NYPD Offers Details Of New Public Surveillance Camera Program
Ever get the feeling you're being watched? Just wait a while. The Police Department is in the process of setting up hundreds of cameras to keep silent watch on many streets, and all the people who walk them. NY1’s Solana Pyne filed this report.
They're in the subways. Private businesses have them. But NYPD officials say the police have only installed a few dozen of their own surveillance cameras on the streets of the city.
"The system will consist of 505 cameras to be installed in two phases in a total of 253 locations, first in Brooklyn and then in the remaining boroughs,” said NYPD Deputy Inspector Delayne Hurley. “The locations have been selected primarily on the basis of combating concentrated pockets of crime."
A pilot project is already underway in the 83rd Precinct, and Inspector Hurley said that the system will be expanded within a matter of weeks.
Hurley spoke at a City Council Public Safety Committee hearing Tuesday, giving the most detailed description yet of the department's plans to get cameras onto the streets of the city.
“The recorded image will be digitally stored, enabling investigators to access it at a future date if necessary,” Hurley said. “Camera locations will have signs posted nearby clearly stating that the area is being monitored by the Police Department."
And soon, Lower Manhattan is slated to get hundreds more cameras as part of a new counter-terrorism initiative there. It’s a project so new, Hurley said he could tell the council little about it.
“Because this program is under development, I will not be able to provide further detail about it at this time," he said.
Police officials also were unable to provide enough details to calm worries about how surveillance recordings will be used and how misuse will be detected and punished.

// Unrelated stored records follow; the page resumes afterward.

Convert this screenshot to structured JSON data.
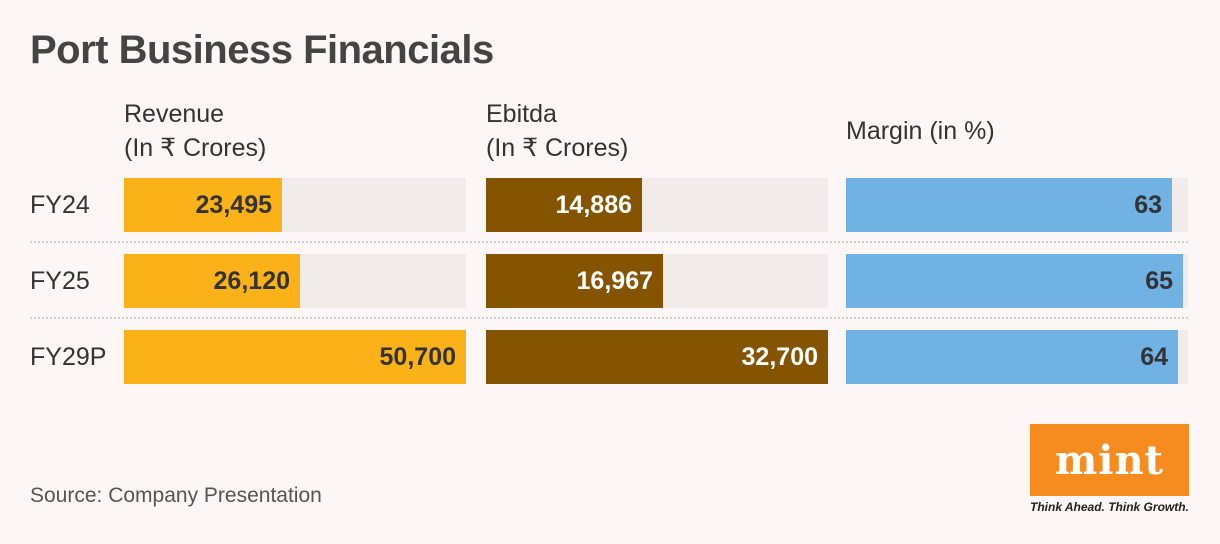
{
  "title": "Port Business Financials",
  "chart_data": {
    "type": "bar",
    "orientation": "horizontal",
    "categories": [
      "FY24",
      "FY25",
      "FY29P"
    ],
    "series": [
      {
        "name": "Revenue",
        "header_line1": "Revenue",
        "header_line2": "(In ₹ Crores)",
        "values": [
          23495,
          26120,
          50700
        ],
        "labels": [
          "23,495",
          "26,120",
          "50,700"
        ],
        "max": 50700,
        "color": "#fbb219",
        "label_color": "#333333"
      },
      {
        "name": "Ebitda",
        "header_line1": "Ebitda",
        "header_line2": "(In ₹ Crores)",
        "values": [
          14886,
          16967,
          32700
        ],
        "labels": [
          "14,886",
          "16,967",
          "32,700"
        ],
        "max": 32700,
        "color": "#855400",
        "label_color": "#ffffff"
      },
      {
        "name": "Margin (in %)",
        "header_line1": "Margin (in %)",
        "header_line2": "",
        "values": [
          63,
          65,
          64
        ],
        "labels": [
          "63",
          "65",
          "64"
        ],
        "max": 66,
        "color": "#6fb2e3",
        "label_color": "#333333"
      }
    ],
    "track_color": "#f1ecea"
  },
  "footer": {
    "source": "Source: Company Presentation"
  },
  "branding": {
    "logo_text": "mint",
    "tagline": "Think Ahead. Think Growth.",
    "logo_color": "#f68b1f"
  }
}
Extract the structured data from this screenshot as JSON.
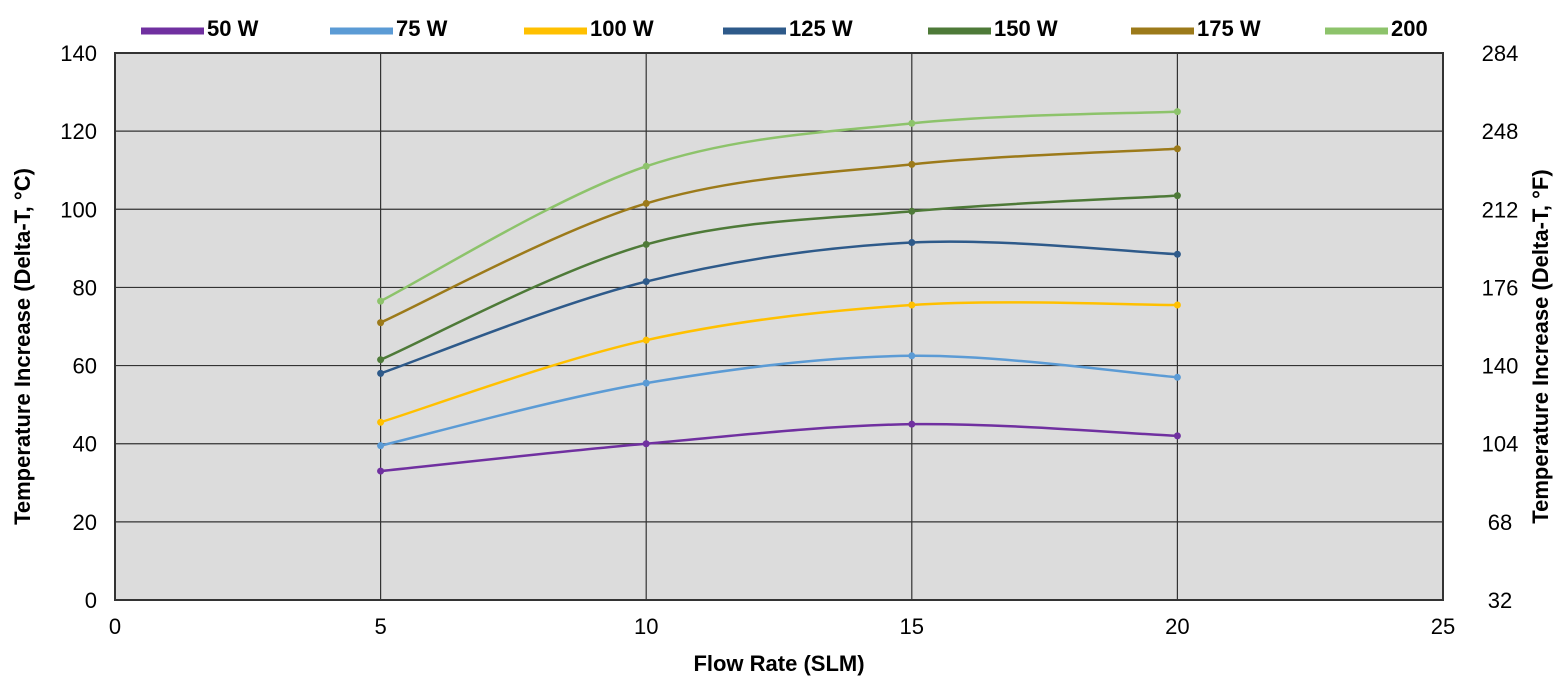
{
  "chart_data": {
    "type": "line",
    "title": "",
    "xlabel": "Flow Rate (SLM)",
    "ylabel": "Temperature Increase (Delta-T, °C)",
    "y2label": "Temperature Increase (Delta-T, °F)",
    "xlim": [
      0,
      25
    ],
    "ylim": [
      0,
      140
    ],
    "y2lim": [
      32,
      284
    ],
    "x_ticks": [
      "0",
      "5",
      "10",
      "15",
      "20",
      "25"
    ],
    "y_ticks": [
      "0",
      "20",
      "40",
      "60",
      "80",
      "100",
      "120",
      "140"
    ],
    "y2_ticks": [
      "32",
      "68",
      "104",
      "140",
      "176",
      "212",
      "248",
      "284"
    ],
    "grid": true,
    "legend_position": "top",
    "x": [
      5,
      10,
      15,
      20
    ],
    "series": [
      {
        "name": "50 W",
        "color": "#7030a0",
        "values": [
          33,
          40,
          45,
          42
        ]
      },
      {
        "name": "75 W",
        "color": "#5b9bd5",
        "values": [
          39.5,
          55.5,
          62.5,
          57
        ]
      },
      {
        "name": "100 W",
        "color": "#ffc000",
        "values": [
          45.5,
          66.5,
          75.5,
          75.5
        ]
      },
      {
        "name": "125 W",
        "color": "#2e5a8a",
        "values": [
          58,
          81.5,
          91.5,
          88.5
        ]
      },
      {
        "name": "150 W",
        "color": "#4e7a38",
        "values": [
          61.5,
          91,
          99.5,
          103.5
        ]
      },
      {
        "name": "175 W",
        "color": "#9c7a1a",
        "values": [
          71,
          101.5,
          111.5,
          115.5
        ]
      },
      {
        "name": "200",
        "color": "#8dc36b",
        "values": [
          76.5,
          111,
          122,
          125
        ]
      }
    ],
    "colors": {
      "plot_background": "#dcdcdc",
      "grid": "#333333",
      "axis": "#333333"
    }
  }
}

“What's the plan? And how is the department holding officers to what standards? And how are they training officers and setting up a system so that our rights are not needlessly violated?" asked Donna Lieberman of the New York Civil Liberties Union.
Committee Chairman Peter Vallone Jr. said he was frustrated by the lack of information officials provided at the hearing, but he says the department promised to follow up with more.
He also said cameras will make us safer.
“My first concern is that we need to get this rolled out as soon as possible. Video cameras will help us deter terrorism,” Vallone said. “But number two, we need to do this within proper guidelines to ensure that people's privacy is protected."
Meanwhile, the NYPD seems to be proceeding full steam ahead.